A chi gli chiede se non sia un poì troppo tardi paragonandolo a Trapattoni che smise con la panchina dieci anni fa, Rivera risponde di avere l'esperienza necessaria per aver "sempre fatto l’allenatore in campo…" ma che, effettivamente, sente di aver sbagliato a non intraprendere prima questa carriera ma appena finito di calciare il pallone iniziò la sua carriera dirigenziale e politica diventando il vicepresidente del Milan con Felice Colombo. "Spingemmo Fabio Capello a fare il corso allenatori e io potevo farlo insieme a lui ma allora mi sentivo più dirigente che mister.
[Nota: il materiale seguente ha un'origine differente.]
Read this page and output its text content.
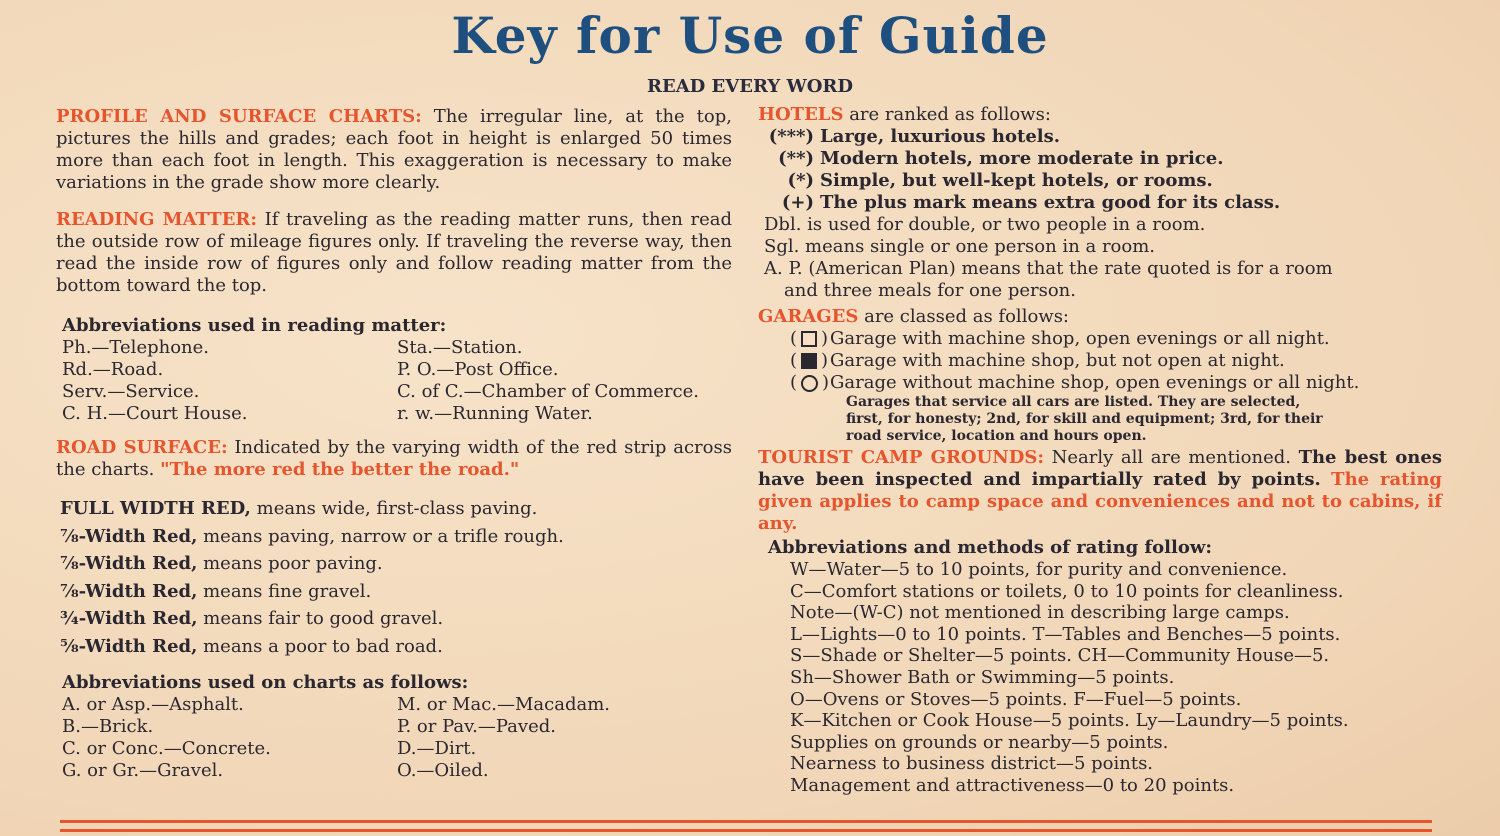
Key for Use of Guide
READ EVERY WORD

PROFILE AND SURFACE CHARTS: The irregular line, at the top, pictures the hills and grades; each foot in height is enlarged 50 times more than each foot in length. This exaggeration is necessary to make variations in the grade show more clearly.

READING MATTER: If traveling as the reading matter runs, then read the outside row of mileage figures only. If traveling the reverse way, then read the inside row of figures only and follow reading matter from the bottom toward the top.

Abbreviations used in reading matter:

Ph.—Telephone.	Sta.—Station.
Rd.—Road.	P. O.—Post Office.
Serv.—Service.	C. of C.—Chamber of Commerce.
C. H.—Court House.	r. w.—Running Water.

ROAD SURFACE: Indicated by the varying width of the red strip across the charts. "The more red the better the road."

FULL WIDTH RED, means wide, first-class paving.

⅞-Width Red, means paving, narrow or a trifle rough.

⅞-Width Red, means poor paving.

⅞-Width Red, means fine gravel.

¾-Width Red, means fair to good gravel.

⅝-Width Red, means a poor to bad road.

Abbreviations used on charts as follows:

A. or Asp.—Asphalt.	M. or Mac.—Macadam.
B.—Brick.	P. or Pav.—Paved.
C. or Conc.—Concrete.	D.—Dirt.
G. or Gr.—Gravel.	O.—Oiled.

HOTELS are ranked as follows:

(***) Large, luxurious hotels.
(**) Modern hotels, more moderate in price.
(*) Simple, but well-kept hotels, or rooms.
(+) The plus mark means extra good for its class.

Dbl. is used for double, or two people in a room.

Sgl. means single or one person in a room.

A. P. (American Plan) means that the rate quoted is for a room

and three meals for one person.

GARAGES are classed as follows:

( ) Garage with machine shop, open evenings or all night.
( ) Garage with machine shop, but not open at night.
( ) Garage without machine shop, open evenings or all night.
Garages that service all cars are listed. They are selected,
first, for honesty; 2nd, for skill and equipment; 3rd, for their
road service, location and hours open.

TOURIST CAMP GROUNDS: Nearly all are mentioned. The best ones have been inspected and impartially rated by points. The rating given applies to camp space and conveniences and not to cabins, if any.

Abbreviations and methods of rating follow:

W—Water—5 to 10 points, for purity and convenience.
C—Comfort stations or toilets, 0 to 10 points for cleanliness.
Note—(W-C) not mentioned in describing large camps.
L—Lights—0 to 10 points. T—Tables and Benches—5 points.
S—Shade or Shelter—5 points. CH—Community House—5.
Sh—Shower Bath or Swimming—5 points.
O—Ovens or Stoves—5 points. F—Fuel—5 points.
K—Kitchen or Cook House—5 points. Ly—Laundry—5 points.
Supplies on grounds or nearby—5 points.
Nearness to business district—5 points.
Management and attractiveness—0 to 20 points.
Poi sono entrato in politica e per vent’anni la mia vita è stata quella", ha sottolineato.

Il calcio moderno

Il calcio attuale è profondamente diverso dal passato, lo sappiamo tutti, a iniziare dai moduli e dall'impostazione del gioco: l'ex attaccante non fa mistero di preferire quello di un tempo analizzando la costruzione dal basso che impongono molti allenatori ai propri calciatori per impostare le azioni d'attacco. "Sa che credevo fosse imposta da un nuovo regolamento? - dice al giornalista - Una tattica che andrebbe abolita per legge. Con questa idea di calcio io il 4-3 di Italia-Germania non avrei mai potuto segnarlo". Infine, una battuta sull'Inter a lui che è sempre stato rossonero nell'anima quando gli viene chiesto cosa sia accaduto durante la finale di Champions League e per chi abbia fatto il tifo. "Ai nerazzurri è successa la stessa cosa che è successa al Milan in semifinale contro l’Inter. Sbagliare due gol è costato il risultato. La Champions non perdona - ha concluso -Faccio sempre il tifo per le squadre italiane.

Se poi l’italiana si chiama Inter pazienza, va bene anche quella…".